Olá, fala a Marta

“Olá, fala a Marta…” A frase é popular, mas só a dizemos porque -  faz hoje 132 anos — aconteceu uma pequena revolução. O Boston Telephon Dispatch, sob a asa do senhor Bell, ouvi dizer que discutível inventor do telefone, foi o primeiro operador a criar uma central telefónica. Eram rapazes que se ocupavam de tudo, do telégrafo e dos telefones. Mas se no telégrafo eram ágeis e imbatíveis, ao telefone mostravam-se irritadiços, sempre prontos a praguejar, já para não falar na tentação de mandar para o Bujumbura quem só queria ir até Luanda.
Tocou uma campainha na cabeça do senhor Bell e ele revolucionou: entrevistou e contratou Emma Nutt, fazendo dela a primeira telefonista do mundo. A voz de Emma, suave,  a sua paciência, uma prodigiosa memória que lhe permitia saber de cor todos os números do directório de Boston, ditaram o futuro: o triunfo das telefonistas, a maravilhosa associação do telefone à voz feminina. O telefone é uma mulher: é por isso que é fácil falar com ele, dar-lhe beijinhos, prometer-lhe ternuras e, claro, mentir-lhe com um bocadinho de vergonha.

 

Comentários a “Olá, fala a Marta” (5)

  1. Gonçalo Pistacchini Moita diz:

    Manuel, já posso dizer a frase!?

  2. Manuel S. Fonseca diz:

    Se a nossa telefonista te puser em linha…

  3. António Eça de Queiroz diz:

    «Com um bocadinho de vergonha», Manuel? O telefone é o instrumento ideal da mentira, é o seu ‘upgrade’ natural, não nos esconde só da verdade dita, esconde-nos da nossa própria cara, não há o espelho do outro.
    É uma delícia para nós, verdadeiros profissionais.

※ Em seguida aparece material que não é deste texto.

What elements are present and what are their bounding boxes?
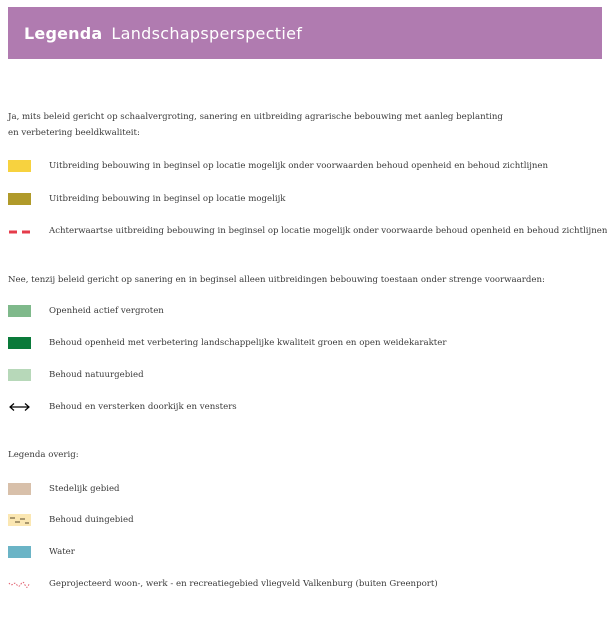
- legend-item-label: Behoud natuurgebied: [49, 370, 144, 380]
- legend-item-openheid-vergroten: [8, 303, 164, 319]
- legend-item-label: Behoud openheid met verbetering landschappelijke kwaliteit groen en open weidekarakter: [49, 338, 447, 348]
- red-dashed-line-icon: [8, 225, 31, 237]
- section-ja-intro-line1: Ja, mits beleid gericht op schaalvergroting, sanering en uitbreiding agrarische bebouwing met aanleg beplanting: [8, 112, 503, 122]
- legend-item-label: Openheid actief vergroten: [49, 306, 164, 316]
- double-arrow-icon: [8, 401, 31, 413]
- legend-item-label: Behoud duingebied: [49, 515, 134, 525]
- tan-swatch-icon: [8, 483, 31, 495]
- dotted-line-icon: [8, 578, 31, 590]
- legend-item-label: Achterwaartse uitbreiding bebouwing in beginsel op locatie mogelijk onder voorwaarde behoud openheid en behoud zichtlijnen: [49, 226, 607, 236]
- legend-title: Legenda: [24, 23, 103, 43]
- legend-item-uitbreiding-voorwaarden: [8, 158, 548, 174]
- legend-item-label: Water: [49, 547, 75, 557]
- legend-item-water: [8, 544, 75, 560]
- legend-item-doorkijk: [8, 399, 237, 415]
- legend-item-label: Uitbreiding bebouwing in beginsel op locatie mogelijk: [49, 194, 286, 204]
- yellow-swatch-icon: [8, 160, 31, 172]
- legend-item-label: Stedelijk gebied: [49, 484, 120, 494]
- light-green-swatch-icon: [8, 305, 31, 317]
- section-ja-intro-line2: en verbetering beeldkwaliteit:: [8, 128, 140, 138]
- legend-header: [8, 7, 602, 59]
- pale-green-swatch-icon: [8, 369, 31, 381]
- legend-item-duingebied: [8, 512, 134, 528]
- legend-item-stedelijk: [8, 481, 120, 497]
- legend-item-valkenburg: [8, 576, 438, 592]
- olive-swatch-icon: [8, 193, 31, 205]
- dark-green-swatch-icon: [8, 337, 31, 349]
- legend-item-behoud-openheid: [8, 335, 446, 351]
- legend-item-label: Uitbreiding bebouwing in beginsel op locatie mogelijk onder voorwaarden behoud openheid en behoud zichtlijnen: [49, 161, 549, 171]
- dune-swatch-icon: [8, 514, 31, 526]
- legend-item-achterwaartse-uitbreiding: [8, 223, 607, 239]
- section-ja-intro: [8, 109, 503, 141]
- section-nee-intro: Nee, tenzij beleid gericht op sanering en in beginsel alleen uitbreidingen bebouwing toestaan onder strenge voorwaarden:: [8, 275, 545, 285]
- water-swatch-icon: [8, 546, 31, 558]
- section-overig-intro: Legenda overig:: [8, 450, 79, 460]
- legend-item-uitbreiding-mogelijk: [8, 191, 286, 207]
- legend-item-behoud-natuurgebied: [8, 367, 144, 383]
- legend-subtitle: Landschapsperspectief: [111, 23, 303, 43]
- legend-item-label: Behoud en versterken doorkijk en vensters: [49, 402, 237, 412]
- legend-item-label: Geprojecteerd woon-, werk - en recreatiegebied vliegveld Valkenburg (buiten Greenport): [49, 579, 438, 589]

  4. António Eça de Queiroz diz:

    O filme é demais, boa arqueologia.

  5. Bartolomeu diz:

    Belo post! Creio que não será demais acrescentar uma curiosidade espantosa que por cá aconteceu e que mete telefones sem que sejam escutas, as escutas mal intencionadas! A propósito da estreia de um ópera no São Carlos em 1883, rei D. Luis estando de luto, não podendo por isso ir, ouviu-a no Palácio da Ajuda através de telefones instalados pela companhia de Lisboa. E esta, hein?!?!